The tanker that will carry the first shipment of American liquefied natural (LNG) gas arrived in Louisiana Tuesday, symbolizing America’s status as a major new supplier to Asia and Europe.
— Senate Energy GOP (@EnergyGOP) January 12, 2016
Exporting natural gas is likely to be a growth industry, as global demand for natural gas is expected to be 50 percent higher by 2035 than it is now, according to the International Energy Agency. American LNG exports are likely to significantly reduce energy costs in Asia and Europe.
The Obama administration opposed natural gas exports on environmental grounds before reversing position in late 2014 after the Russian occupation of Crimea. Europe was initially hesitant to rebuke Russia’s annexation of the Crimean peninsula because of its control over natural gas pipelines. Throughout the occupation, there was real concern that Russia might leverage its control over natural gas supplies in Europe to achieve political goals.

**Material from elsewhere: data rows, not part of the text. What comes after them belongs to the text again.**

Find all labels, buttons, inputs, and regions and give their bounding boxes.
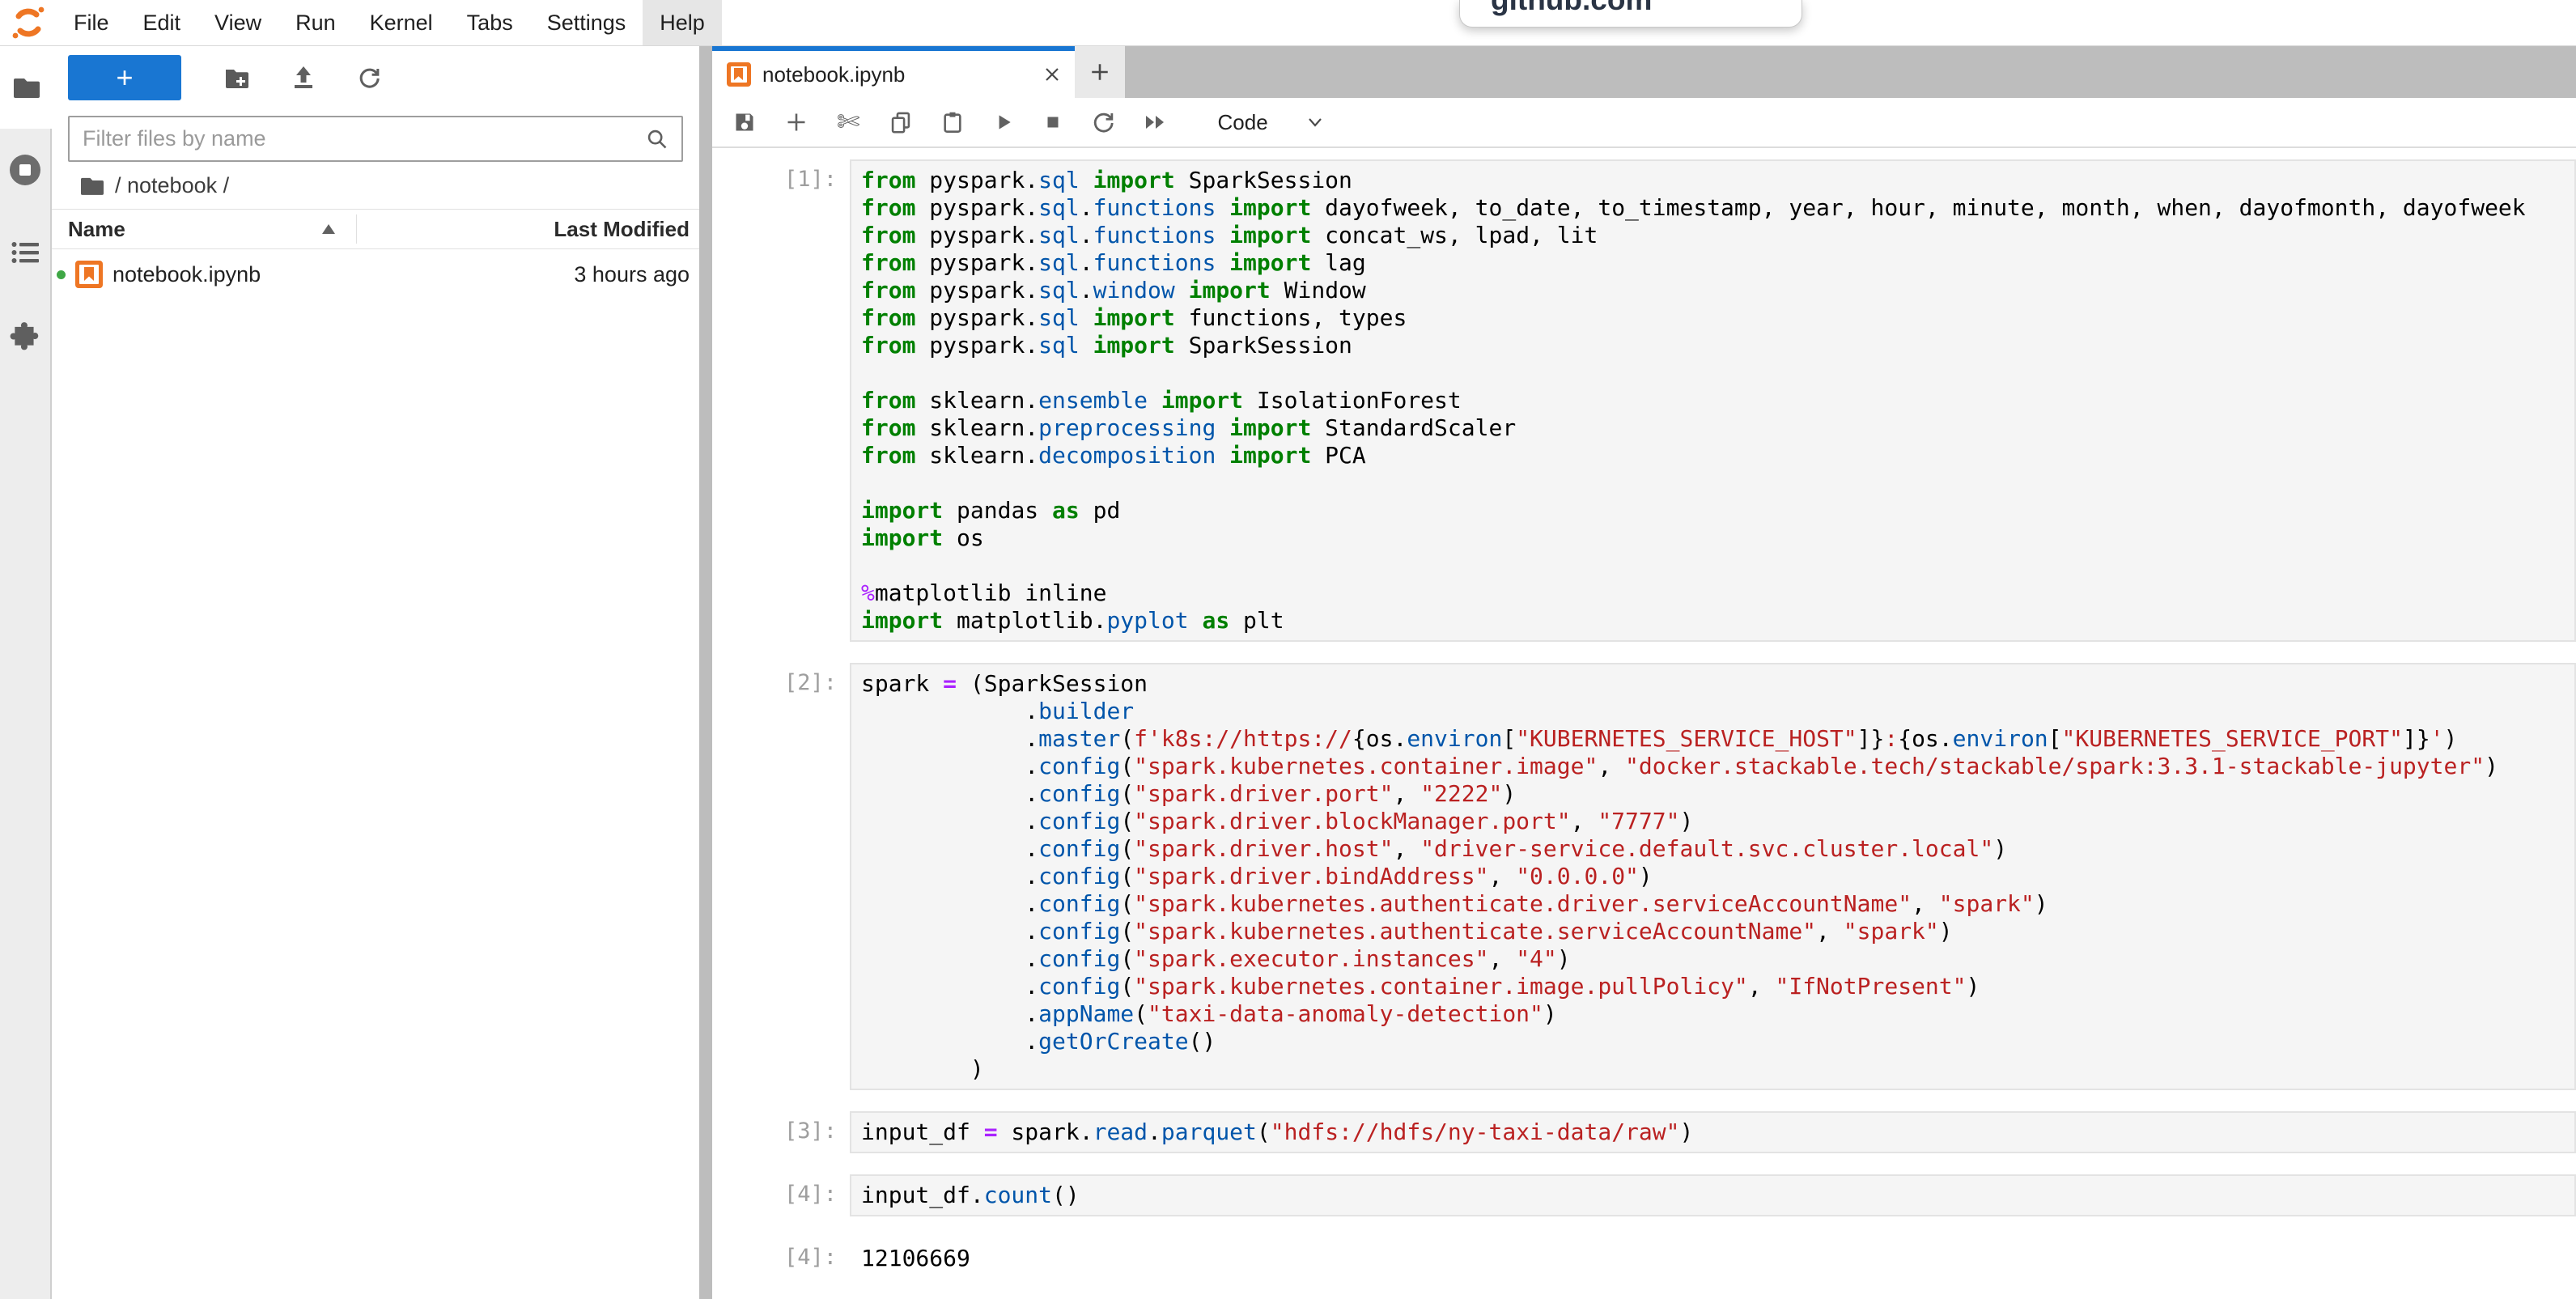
cut-cells-button[interactable]: ✄ [837,104,860,140]
upload-button[interactable] [293,60,314,96]
code-cell: [2]:spark = (SparkSession .builder .mast… [712,663,2576,1090]
new-folder-button[interactable] [225,60,249,96]
menu-kernel[interactable]: Kernel [353,0,450,45]
app-logo[interactable] [0,4,57,41]
output-prompt: [4]: [712,1237,850,1272]
restart-icon [1092,111,1114,134]
sidebar-tab-extensions[interactable] [0,294,50,376]
notebook-icon [727,62,751,87]
output-area: [4]:12106669 [712,1237,2576,1272]
fast-forward-icon [1144,112,1168,133]
menu-edit[interactable]: Edit [126,0,198,45]
plus-icon [1089,62,1110,83]
column-header-name[interactable]: Name [68,217,125,242]
add-cell-icon [785,111,808,134]
copy-cells-button[interactable] [889,104,912,140]
save-icon [733,111,756,134]
copy-icon [889,111,912,134]
notebook-cells: [1]:from pyspark.sql import SparkSession… [712,148,2576,1299]
save-button[interactable] [733,104,756,140]
notebook-toolbar: ✄ [712,98,2576,148]
cell-output-text: 12106669 [850,1237,2576,1272]
insert-cell-button[interactable] [785,104,808,140]
cell-editor[interactable]: input_df = spark.read.parquet("hdfs://hd… [850,1111,2576,1153]
tab-close-button[interactable] [1042,65,1062,84]
run-cell-button[interactable] [993,104,1014,140]
restart-run-all-button[interactable] [1144,104,1168,140]
tab-notebook[interactable]: notebook.ipynb [712,46,1075,98]
cell-type-dropdown[interactable]: Code [1218,110,1325,135]
cell-type-value: Code [1218,110,1268,135]
input-prompt: [2]: [712,663,850,1090]
paste-icon [941,111,964,134]
file-modified: 3 hours ago [574,262,690,287]
cell-editor[interactable]: spark = (SparkSession .builder .master(f… [850,663,2576,1090]
cell-editor[interactable]: input_df.count() [850,1174,2576,1216]
notebook-file-icon [75,261,103,288]
file-name: notebook.ipynb [112,262,261,287]
menu-bar: File Edit View Run Kernel Tabs Settings … [0,0,2576,46]
panel-resize-handle[interactable] [699,46,712,1299]
stop-circle-icon [8,153,42,187]
code-cell: [3]:input_df = spark.read.parquet("hdfs:… [712,1111,2576,1153]
file-filter-box [68,116,683,162]
column-divider [356,214,357,244]
list-icon [11,241,39,264]
menu-tabs[interactable]: Tabs [450,0,530,45]
menu-help[interactable]: Help [643,0,722,45]
file-list-header: Name Last Modified [52,209,699,249]
dock-tab-bar: notebook.ipynb [712,46,2576,98]
sort-ascending-icon[interactable] [322,224,335,234]
puzzle-icon [10,320,40,350]
new-tab-button[interactable] [1075,46,1125,98]
notebook-panel: notebook.ipynb [712,46,2576,1299]
cut-icon: ✄ [837,106,860,138]
left-sidebar-tabs [0,46,52,1299]
code-cell: [1]:from pyspark.sql import SparkSession… [712,159,2576,642]
sidebar-tab-toc[interactable] [0,211,50,294]
input-prompt: [3]: [712,1111,850,1153]
code-cell: [4]:input_df.count() [712,1174,2576,1216]
menu-view[interactable]: View [197,0,278,45]
menu-file[interactable]: File [57,0,126,45]
close-icon [1042,65,1062,84]
search-icon [646,128,668,151]
file-filter-input[interactable] [83,126,646,151]
cell-editor[interactable]: from pyspark.sql import SparkSessionfrom… [850,159,2576,642]
refresh-button[interactable] [358,60,380,96]
jupyterlab-window: File Edit View Run Kernel Tabs Settings … [0,0,2576,1299]
sidebar-tab-running[interactable] [0,129,50,211]
chevron-down-icon [1305,115,1325,129]
breadcrumb-path: / notebook / [115,173,229,198]
kernel-running-dot [57,270,66,279]
run-icon [993,112,1014,133]
sidebar-tab-filebrowser[interactable] [0,46,53,129]
input-prompt: [1]: [712,159,850,642]
input-prompt: [4]: [712,1174,850,1216]
new-folder-icon [225,68,249,88]
popup-site-name: github.com [1491,0,1802,17]
file-row-notebook[interactable]: notebook.ipynb 3 hours ago [52,249,699,299]
tab-title: notebook.ipynb [762,62,905,87]
upload-icon [293,66,314,89]
breadcrumb[interactable]: / notebook / [52,162,699,209]
stop-icon [1043,112,1063,132]
home-folder-icon[interactable] [81,176,104,195]
paste-cells-button[interactable] [941,104,964,140]
column-header-modified[interactable]: Last Modified [554,217,690,242]
file-browser-panel: + [52,46,699,1299]
refresh-icon [358,66,380,89]
menu-run[interactable]: Run [278,0,353,45]
restart-kernel-button[interactable] [1092,104,1114,140]
browser-popup: github.com [1459,0,1802,28]
folder-icon [14,77,40,98]
new-launcher-button[interactable]: + [68,55,181,100]
interrupt-kernel-button[interactable] [1043,104,1063,140]
menu-settings[interactable]: Settings [530,0,643,45]
file-browser-toolbar: + [52,46,699,109]
orange-swirl-logo-icon [10,4,47,41]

The administration has still been slow to process permits for natural gas exports, making some projects wait up to four years, but is generally supportive of the process as American LNG exports are the only major alternative to Russian natural gas in Europe.
American natural gas is also set to flow to Japan, where natural gas prices are nearly three times higher. Japan’s appetite for gas is only going to increase, especially since the country scaled back its nuclear power plant fleet after the Fukushima Daiichi disaster.
The Department of Energy (DOE) gave final approval for a Palm Beach, Fla., natural gas export terminal to send U.S. LNG abroad in October.
DOE studies suggest that exporting natural gas will add to local property tax bases, create construction jobs, and improve trade relations with friendly governments. A previously approved Maryland export facility is expected to create 14,600 jobs and reduce the trade deficit by $7 billion every year.